The loblolly pine v1.01 assembly has the largest number of annotations among the conifer reference genomes that have been sequenced so far. This draft genome assembly reveals features of conifer genome organisation, aids comparative analyses & evolution of angiosperms and gymnosperms, and identification of genes regulating ecological responses and controlling economically important traits like wood formation. An account of the conifer genome evolution is also given by Nystedt B. 2013 Nature 497: 579–584 doi:10.1038/nature12211. Yet another genome assembly of white spruce using whole genome shotgun sequencing provides valuable information to support forest management strategies and understand tree and environmental interactions at gene level. Birol et al. 2013 Bioinformatics doi: 10.1093/bioinformatics/btt178
Fig (A) Identification of orthologous groups of genes for 14 species split into five categories: conifers (Picea abies, Picea sitchensis, and Pinus taeda), monocots (Oryza sativa and Zea mays), dicots (Arabidopsis thaliana, Glycine max, Populus trichocarpa, Ricinus communis, Theobroma cacao, and Vitis vinifera), early land plants (Selaginella moellendorffii and Physcomitrella patens), and a basal angiosperm (Amborella trichopoda). Here, we depict the number of clusters in common between the biological categories in the intersections. The total number of sequences for each species is provided under the name (total number of sequences/total number of clustered sequences). (B) Gene ontology molecular function term assignments by family for all species (red), conifers (green), and Pinus taeda exclusively (blue).
20.15 billion bp draft genome whole genome shot gun sequencing . Most complete and contiguous genome sequence available for conifers.
Wegrzyn J. L. et al. 2014. Unique features of the loblolly pine (Pinus taeda) megagenome revealed through sequence annotation. Genetics 196: 891-909.

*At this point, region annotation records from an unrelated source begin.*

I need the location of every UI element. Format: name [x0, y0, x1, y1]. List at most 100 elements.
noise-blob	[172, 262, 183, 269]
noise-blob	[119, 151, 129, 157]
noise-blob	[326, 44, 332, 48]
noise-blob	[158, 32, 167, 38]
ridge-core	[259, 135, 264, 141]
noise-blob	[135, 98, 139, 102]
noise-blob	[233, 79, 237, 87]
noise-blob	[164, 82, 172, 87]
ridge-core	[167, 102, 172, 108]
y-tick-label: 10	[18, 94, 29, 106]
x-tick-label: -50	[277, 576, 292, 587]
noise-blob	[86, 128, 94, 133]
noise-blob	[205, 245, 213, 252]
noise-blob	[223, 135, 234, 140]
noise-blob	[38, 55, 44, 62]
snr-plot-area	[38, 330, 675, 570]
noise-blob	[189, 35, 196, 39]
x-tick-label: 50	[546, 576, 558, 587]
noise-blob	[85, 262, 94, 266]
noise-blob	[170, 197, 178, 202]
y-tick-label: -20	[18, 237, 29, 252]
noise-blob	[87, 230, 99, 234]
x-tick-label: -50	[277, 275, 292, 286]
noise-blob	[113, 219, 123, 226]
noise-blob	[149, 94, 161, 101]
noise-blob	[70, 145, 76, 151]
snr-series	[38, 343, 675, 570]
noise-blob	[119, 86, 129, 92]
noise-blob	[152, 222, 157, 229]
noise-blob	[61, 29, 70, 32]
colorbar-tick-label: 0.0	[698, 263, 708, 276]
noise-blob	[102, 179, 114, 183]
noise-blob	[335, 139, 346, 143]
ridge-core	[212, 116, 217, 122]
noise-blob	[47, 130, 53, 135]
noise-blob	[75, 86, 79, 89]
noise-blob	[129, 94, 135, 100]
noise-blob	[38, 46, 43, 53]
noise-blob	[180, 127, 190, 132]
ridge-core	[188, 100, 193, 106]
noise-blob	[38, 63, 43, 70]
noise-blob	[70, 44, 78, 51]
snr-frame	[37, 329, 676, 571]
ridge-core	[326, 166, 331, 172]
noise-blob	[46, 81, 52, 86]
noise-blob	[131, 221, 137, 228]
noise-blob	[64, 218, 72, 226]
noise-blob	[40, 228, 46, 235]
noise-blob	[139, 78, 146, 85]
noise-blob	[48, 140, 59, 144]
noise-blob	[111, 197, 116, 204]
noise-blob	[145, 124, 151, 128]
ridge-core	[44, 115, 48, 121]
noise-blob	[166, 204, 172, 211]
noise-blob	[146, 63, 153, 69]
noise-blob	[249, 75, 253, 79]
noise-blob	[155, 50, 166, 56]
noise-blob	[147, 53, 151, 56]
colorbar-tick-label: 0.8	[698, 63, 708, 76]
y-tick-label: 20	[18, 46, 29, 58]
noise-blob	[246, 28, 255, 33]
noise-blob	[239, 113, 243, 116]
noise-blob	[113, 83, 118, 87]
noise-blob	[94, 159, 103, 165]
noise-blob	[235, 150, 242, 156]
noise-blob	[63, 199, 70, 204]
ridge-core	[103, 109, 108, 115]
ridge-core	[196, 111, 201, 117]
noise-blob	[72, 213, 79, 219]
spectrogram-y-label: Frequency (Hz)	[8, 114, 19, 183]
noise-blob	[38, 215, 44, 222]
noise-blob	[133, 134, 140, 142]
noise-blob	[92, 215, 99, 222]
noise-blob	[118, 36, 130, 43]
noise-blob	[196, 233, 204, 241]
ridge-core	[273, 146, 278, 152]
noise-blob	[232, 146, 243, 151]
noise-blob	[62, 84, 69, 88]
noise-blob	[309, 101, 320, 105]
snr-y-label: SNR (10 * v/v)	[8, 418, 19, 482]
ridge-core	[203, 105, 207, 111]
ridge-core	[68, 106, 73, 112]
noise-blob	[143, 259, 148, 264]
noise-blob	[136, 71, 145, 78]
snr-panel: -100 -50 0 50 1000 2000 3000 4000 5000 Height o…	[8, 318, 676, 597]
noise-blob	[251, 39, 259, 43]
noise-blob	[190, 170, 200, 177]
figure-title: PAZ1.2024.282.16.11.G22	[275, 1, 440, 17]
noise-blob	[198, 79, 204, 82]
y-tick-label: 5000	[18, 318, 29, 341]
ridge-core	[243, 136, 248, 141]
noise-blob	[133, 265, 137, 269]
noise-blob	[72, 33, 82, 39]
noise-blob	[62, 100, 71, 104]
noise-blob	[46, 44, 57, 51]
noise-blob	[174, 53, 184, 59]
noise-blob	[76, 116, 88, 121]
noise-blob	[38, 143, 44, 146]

As the title suggests this paper provides information derived from sequencing and annotation of the loblolly pine genome especially the organisation of the genome, its size, content and structure. These findings will be a great asset in comparative genomics and evolutionary studies involving gymnosperms.
Sena J. S. et al. 2014. Evolution of gene structure in the conifer Picea glauca: comparative analysis of the impact of intron size. BMC Plant Biology 14: 95
Gene structure of 35 genes of Picea glauca was analysed and also compared to sequenced genomes of angiosperms. Intron size and distribution varied according to the expression profiles. The position of long introns within genes was highly conserved in conifers. LTRs had higher repetitive element representation in introns. Copia and gypsy were longer in exons that in introns.
Conserved gene structure, intron size, large no. of repetitive elements, small gene space were products of complex evolutionary history of conifers.